The European Investment Bank should stop their “safe policy” to lend low interest loans only to proven technologies: This cuts out all 3 D printing, hygorgen and smart grids projects and (we are reported) even solar cooling and anaerobic bio digestors. It makes no sense that the EU bank only gives money to photovoltaic projects that have already been awarded twenty years feed in tariffs or energy efficiency in building projects. Any commercial bank can do the same! What is the interest in having a EIB then, if the technologies fostered by European programs cannot be funded because they are not considered “proven” or (even worse) “commercially sustainable?
Final point, we should go back to the basic idea of great President Jacques Delors and develop a Social Europe International negotiations strategy, with the help of the Trade Unions Confederation (CES-ETUC) , and challenge Cina, and all the BRIC and developing countries on this ground. Freedom of association for citizen and unions, general welfare, minimum wage, should be implemented as a basic factor of any economic development in countries which are our commercial partners. Or else we should review and reconsider radically our commercial agreements with them, because this creates unfair starting conditions and play grounds for our entrepreneurs. In order to do that, we need a cohesion in our social policies (as I said in my first point) and a strong management of our international relations that simply cannot be assured by the present Commission and by the present  High representative of the Union for foreign affairs and security policy.
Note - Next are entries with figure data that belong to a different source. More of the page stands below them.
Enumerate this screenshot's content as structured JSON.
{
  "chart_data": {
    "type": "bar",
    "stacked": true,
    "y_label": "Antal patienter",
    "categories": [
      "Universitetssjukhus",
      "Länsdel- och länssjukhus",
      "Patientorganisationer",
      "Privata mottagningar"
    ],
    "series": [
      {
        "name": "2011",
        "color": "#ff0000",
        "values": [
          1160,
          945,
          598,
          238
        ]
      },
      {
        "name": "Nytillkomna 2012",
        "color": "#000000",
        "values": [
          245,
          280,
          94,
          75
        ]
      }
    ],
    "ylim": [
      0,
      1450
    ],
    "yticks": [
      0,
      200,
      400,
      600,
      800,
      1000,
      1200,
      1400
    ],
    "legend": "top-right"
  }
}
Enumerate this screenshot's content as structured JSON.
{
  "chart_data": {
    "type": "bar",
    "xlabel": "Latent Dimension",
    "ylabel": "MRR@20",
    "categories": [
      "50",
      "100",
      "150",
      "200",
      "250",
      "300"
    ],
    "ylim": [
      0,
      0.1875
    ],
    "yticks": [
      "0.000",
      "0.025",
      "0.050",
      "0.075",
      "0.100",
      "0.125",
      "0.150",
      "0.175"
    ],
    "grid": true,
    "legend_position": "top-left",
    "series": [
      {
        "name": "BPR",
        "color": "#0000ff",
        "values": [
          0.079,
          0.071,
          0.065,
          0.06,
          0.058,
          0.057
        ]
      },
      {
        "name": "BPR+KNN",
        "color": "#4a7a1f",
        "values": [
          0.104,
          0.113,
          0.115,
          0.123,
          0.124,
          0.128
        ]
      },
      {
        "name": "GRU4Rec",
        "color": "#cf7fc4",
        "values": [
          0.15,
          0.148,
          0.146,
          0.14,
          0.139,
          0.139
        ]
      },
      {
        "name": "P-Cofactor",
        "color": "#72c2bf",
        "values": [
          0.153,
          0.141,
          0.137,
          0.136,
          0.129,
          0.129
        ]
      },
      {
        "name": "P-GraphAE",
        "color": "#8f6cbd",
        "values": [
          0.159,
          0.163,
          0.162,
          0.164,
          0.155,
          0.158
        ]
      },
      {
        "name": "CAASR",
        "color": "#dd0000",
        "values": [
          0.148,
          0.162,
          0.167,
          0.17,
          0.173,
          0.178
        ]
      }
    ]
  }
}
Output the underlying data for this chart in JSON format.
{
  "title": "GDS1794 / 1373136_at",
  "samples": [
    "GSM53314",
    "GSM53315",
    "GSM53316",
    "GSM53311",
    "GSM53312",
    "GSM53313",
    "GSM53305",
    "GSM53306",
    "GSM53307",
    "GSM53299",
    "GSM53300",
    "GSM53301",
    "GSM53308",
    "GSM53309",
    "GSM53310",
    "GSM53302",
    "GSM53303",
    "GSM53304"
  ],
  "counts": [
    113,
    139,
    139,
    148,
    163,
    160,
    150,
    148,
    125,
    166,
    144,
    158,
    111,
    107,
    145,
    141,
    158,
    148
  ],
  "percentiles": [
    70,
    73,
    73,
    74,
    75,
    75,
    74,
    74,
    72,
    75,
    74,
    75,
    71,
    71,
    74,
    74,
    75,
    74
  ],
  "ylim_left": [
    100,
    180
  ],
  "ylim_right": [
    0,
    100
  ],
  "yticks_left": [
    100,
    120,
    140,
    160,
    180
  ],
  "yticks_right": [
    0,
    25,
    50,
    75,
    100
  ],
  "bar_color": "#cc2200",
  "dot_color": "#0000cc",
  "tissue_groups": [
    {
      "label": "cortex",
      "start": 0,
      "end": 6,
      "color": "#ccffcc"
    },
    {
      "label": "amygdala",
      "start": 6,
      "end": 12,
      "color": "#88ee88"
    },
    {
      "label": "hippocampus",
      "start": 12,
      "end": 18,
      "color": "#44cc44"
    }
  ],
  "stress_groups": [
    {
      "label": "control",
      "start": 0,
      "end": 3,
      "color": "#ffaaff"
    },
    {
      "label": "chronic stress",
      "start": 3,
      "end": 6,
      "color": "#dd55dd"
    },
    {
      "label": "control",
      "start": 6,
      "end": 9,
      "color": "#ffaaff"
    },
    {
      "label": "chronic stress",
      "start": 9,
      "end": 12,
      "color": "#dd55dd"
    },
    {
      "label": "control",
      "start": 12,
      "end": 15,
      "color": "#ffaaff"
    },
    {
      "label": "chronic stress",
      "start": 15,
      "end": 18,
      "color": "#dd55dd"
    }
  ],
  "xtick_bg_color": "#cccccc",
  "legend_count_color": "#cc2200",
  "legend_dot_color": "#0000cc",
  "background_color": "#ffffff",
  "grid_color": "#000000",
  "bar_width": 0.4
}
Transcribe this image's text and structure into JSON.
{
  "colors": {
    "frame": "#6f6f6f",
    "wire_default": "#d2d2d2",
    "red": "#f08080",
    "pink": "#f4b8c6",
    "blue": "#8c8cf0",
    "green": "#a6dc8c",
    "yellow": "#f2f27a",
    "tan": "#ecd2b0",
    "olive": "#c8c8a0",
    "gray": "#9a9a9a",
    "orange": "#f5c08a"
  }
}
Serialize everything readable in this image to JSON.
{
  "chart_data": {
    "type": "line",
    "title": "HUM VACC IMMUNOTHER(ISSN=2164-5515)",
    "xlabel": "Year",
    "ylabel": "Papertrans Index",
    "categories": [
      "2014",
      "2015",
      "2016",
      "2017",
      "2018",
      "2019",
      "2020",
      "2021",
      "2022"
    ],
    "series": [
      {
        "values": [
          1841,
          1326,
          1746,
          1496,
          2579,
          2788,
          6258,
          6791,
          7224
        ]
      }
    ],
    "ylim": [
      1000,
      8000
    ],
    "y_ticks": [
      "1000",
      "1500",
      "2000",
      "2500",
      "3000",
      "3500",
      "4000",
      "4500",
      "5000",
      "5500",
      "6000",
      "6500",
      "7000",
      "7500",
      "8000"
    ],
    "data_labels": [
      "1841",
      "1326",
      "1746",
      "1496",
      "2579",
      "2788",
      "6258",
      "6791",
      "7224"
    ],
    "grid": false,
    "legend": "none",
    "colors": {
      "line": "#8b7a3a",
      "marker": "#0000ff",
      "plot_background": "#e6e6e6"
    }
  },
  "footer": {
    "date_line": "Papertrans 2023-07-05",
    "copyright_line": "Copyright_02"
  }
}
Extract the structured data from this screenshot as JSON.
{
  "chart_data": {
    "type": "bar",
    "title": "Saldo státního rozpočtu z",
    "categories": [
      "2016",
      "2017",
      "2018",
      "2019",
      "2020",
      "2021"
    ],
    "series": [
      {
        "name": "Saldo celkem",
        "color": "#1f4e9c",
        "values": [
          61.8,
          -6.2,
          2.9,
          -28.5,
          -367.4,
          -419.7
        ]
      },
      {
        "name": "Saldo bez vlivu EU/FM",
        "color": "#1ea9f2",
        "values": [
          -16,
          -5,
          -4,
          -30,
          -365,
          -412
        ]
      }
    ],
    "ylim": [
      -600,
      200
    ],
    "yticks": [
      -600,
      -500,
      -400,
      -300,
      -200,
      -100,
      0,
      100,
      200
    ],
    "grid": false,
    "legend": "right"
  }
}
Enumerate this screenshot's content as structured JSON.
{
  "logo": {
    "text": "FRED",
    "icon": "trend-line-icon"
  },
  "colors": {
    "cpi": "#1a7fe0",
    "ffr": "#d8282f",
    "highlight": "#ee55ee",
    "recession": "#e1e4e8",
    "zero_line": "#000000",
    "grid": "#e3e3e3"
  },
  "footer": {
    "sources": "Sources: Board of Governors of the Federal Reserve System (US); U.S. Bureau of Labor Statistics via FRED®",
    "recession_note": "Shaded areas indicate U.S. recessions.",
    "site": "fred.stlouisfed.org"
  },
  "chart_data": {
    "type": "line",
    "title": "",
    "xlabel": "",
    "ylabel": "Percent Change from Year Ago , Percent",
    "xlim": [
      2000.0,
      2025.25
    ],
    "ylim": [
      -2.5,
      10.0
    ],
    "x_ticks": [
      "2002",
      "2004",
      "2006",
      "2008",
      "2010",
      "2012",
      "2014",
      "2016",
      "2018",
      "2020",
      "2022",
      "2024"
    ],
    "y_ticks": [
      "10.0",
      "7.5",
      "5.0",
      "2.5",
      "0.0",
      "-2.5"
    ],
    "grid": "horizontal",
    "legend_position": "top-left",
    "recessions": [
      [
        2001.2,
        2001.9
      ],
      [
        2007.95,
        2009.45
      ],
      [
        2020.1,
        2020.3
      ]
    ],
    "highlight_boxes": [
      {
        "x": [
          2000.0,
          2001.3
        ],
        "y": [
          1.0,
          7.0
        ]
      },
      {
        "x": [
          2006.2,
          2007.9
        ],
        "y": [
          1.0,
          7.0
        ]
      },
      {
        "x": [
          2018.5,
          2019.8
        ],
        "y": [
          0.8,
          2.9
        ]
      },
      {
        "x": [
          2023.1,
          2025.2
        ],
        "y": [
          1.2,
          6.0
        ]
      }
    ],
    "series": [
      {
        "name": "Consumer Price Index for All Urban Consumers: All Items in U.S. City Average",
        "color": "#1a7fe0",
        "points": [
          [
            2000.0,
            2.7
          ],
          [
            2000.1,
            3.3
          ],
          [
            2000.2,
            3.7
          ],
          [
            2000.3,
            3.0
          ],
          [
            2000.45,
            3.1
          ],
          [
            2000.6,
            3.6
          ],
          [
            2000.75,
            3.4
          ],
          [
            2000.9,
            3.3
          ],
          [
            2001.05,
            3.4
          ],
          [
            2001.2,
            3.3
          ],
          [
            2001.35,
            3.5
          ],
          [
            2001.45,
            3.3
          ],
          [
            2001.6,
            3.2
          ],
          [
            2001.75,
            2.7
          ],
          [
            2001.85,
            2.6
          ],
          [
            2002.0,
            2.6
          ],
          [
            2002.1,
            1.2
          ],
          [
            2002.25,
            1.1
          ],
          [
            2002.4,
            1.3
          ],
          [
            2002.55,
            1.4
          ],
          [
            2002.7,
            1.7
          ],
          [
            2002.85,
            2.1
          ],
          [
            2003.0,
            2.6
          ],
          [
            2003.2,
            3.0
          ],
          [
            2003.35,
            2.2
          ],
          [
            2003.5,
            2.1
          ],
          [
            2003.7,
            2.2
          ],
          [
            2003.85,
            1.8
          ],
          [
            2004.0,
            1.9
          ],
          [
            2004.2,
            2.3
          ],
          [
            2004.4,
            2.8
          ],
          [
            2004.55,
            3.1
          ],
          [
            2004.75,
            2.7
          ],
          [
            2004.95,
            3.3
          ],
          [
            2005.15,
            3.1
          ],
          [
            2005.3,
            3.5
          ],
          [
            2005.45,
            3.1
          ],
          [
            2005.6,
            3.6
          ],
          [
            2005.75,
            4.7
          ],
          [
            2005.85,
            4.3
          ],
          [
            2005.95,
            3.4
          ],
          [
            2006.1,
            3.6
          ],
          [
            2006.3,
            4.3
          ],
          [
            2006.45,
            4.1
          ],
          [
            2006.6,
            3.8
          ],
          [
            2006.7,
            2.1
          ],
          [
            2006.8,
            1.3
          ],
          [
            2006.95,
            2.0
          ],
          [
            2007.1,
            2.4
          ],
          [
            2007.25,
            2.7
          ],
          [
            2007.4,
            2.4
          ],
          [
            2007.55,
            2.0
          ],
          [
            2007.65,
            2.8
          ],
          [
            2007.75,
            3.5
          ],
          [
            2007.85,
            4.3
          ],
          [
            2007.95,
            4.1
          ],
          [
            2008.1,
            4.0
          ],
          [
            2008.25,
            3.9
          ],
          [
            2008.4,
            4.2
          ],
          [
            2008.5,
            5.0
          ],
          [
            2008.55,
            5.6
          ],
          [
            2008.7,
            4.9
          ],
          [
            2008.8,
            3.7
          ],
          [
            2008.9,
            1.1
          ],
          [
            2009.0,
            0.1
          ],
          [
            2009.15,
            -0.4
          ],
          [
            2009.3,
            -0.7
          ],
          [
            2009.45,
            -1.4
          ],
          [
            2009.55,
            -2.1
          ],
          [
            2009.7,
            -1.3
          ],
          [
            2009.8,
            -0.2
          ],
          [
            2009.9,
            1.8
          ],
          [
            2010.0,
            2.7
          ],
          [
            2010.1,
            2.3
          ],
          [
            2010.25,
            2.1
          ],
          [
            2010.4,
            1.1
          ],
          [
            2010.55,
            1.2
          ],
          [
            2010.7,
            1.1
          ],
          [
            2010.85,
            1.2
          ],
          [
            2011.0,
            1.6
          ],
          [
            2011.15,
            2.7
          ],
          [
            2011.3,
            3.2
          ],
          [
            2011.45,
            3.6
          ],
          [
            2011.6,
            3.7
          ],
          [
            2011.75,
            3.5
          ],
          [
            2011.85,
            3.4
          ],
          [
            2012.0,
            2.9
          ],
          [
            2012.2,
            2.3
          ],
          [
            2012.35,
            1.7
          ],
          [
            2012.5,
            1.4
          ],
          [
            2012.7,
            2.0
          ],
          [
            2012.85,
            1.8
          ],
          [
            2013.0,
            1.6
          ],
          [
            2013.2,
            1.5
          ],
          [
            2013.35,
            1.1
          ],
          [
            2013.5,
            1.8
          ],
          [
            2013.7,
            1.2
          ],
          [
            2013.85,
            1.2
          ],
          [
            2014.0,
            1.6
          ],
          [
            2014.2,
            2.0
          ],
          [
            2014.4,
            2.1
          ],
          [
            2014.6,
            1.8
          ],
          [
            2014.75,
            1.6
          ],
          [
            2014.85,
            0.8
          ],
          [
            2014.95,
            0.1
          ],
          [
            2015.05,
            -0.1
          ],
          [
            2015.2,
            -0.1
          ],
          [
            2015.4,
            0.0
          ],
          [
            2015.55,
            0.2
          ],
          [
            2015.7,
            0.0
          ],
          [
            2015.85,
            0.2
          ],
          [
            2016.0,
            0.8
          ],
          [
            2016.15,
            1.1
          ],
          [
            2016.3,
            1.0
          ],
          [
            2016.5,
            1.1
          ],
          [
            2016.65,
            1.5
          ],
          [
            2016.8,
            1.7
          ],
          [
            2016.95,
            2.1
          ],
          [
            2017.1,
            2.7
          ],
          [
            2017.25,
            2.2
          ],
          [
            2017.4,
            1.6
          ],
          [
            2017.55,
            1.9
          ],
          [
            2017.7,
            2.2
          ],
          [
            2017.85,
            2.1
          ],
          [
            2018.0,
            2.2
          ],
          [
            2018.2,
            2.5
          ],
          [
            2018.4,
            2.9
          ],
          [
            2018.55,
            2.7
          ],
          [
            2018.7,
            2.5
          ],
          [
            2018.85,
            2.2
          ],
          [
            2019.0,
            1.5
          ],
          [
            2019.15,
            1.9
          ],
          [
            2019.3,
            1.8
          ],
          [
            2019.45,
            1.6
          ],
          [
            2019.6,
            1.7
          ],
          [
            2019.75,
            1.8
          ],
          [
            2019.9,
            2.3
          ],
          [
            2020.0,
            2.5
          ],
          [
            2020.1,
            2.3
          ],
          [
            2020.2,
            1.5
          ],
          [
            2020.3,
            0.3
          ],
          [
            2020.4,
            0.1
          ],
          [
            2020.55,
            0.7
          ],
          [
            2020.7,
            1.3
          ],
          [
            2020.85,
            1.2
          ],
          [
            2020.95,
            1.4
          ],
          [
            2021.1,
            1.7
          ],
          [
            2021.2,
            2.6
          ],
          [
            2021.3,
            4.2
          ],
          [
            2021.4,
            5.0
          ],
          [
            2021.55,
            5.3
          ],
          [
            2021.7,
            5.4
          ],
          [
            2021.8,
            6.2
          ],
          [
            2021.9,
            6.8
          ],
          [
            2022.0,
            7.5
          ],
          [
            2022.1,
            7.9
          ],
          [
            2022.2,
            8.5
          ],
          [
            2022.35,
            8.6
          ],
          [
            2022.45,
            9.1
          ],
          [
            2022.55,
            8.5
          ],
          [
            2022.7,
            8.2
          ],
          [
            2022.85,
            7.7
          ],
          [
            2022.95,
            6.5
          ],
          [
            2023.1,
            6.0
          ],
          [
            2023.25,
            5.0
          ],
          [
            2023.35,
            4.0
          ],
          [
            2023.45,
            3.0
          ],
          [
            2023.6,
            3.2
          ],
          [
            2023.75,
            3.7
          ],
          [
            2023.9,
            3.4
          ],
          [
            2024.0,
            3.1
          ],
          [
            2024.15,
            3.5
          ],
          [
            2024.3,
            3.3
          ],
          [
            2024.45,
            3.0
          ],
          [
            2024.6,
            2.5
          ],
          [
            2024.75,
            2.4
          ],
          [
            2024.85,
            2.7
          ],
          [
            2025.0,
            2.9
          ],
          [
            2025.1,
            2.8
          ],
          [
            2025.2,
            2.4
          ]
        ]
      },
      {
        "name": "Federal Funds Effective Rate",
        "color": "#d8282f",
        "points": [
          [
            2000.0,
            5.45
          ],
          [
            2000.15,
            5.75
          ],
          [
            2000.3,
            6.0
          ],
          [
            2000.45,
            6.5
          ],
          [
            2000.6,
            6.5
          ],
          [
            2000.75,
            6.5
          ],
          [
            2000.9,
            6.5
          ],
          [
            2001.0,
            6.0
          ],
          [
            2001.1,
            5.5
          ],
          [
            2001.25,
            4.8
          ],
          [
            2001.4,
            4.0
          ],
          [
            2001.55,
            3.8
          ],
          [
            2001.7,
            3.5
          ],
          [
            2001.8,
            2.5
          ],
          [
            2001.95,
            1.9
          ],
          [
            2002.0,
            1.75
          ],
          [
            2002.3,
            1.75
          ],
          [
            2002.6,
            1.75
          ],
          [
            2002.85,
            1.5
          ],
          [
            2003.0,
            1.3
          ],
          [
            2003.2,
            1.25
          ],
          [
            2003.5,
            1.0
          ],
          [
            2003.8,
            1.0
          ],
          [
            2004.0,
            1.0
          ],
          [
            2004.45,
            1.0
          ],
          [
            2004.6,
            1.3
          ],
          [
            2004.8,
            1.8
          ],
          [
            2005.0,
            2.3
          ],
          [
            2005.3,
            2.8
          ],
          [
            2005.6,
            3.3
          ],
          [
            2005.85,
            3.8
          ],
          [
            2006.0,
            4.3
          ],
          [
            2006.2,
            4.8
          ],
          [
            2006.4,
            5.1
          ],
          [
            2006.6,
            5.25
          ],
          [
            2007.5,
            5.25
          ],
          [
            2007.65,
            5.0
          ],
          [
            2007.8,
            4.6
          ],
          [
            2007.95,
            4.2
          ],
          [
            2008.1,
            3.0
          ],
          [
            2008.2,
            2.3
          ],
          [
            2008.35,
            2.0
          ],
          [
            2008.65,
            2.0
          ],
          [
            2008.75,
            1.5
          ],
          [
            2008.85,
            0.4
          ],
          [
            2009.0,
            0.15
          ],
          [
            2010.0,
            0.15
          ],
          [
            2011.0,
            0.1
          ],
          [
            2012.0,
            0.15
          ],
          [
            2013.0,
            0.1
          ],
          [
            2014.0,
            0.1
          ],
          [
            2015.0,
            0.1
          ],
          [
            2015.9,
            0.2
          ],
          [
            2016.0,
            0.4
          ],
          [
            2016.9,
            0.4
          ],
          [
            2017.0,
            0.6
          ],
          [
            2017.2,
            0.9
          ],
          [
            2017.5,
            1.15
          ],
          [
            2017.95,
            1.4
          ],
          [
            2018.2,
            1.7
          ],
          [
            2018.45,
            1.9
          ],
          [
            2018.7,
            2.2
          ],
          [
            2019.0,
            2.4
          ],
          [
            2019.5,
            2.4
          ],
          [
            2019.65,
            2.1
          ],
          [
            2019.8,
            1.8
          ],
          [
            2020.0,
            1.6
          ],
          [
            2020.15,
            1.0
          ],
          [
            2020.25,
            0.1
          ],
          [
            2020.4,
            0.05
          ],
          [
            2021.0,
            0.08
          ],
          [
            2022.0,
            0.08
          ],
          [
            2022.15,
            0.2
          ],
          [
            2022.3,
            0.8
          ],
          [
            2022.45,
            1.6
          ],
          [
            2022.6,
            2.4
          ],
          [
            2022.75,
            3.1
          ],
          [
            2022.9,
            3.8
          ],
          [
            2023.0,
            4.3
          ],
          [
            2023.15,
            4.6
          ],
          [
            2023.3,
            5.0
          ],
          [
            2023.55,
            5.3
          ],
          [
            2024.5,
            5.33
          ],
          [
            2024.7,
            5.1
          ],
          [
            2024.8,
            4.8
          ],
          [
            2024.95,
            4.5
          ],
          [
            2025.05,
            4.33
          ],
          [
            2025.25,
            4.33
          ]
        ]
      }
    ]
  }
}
Ms Ashton. We need a new governance of our international relations that reflects the idea of Altiero Spinelli that “… once the horizon of the Old Continent is passed beyond, and all the people who make up humanity join together for a common plane, it will have to be recognised that the European Federation is the only conceivable guarantee that relationships with American and Asiatic peoples can exist on the basis of workers’ rights and peaceful co-operation, while awaiting a more distant future, when the political unity of the entire globe becomes a possibility.”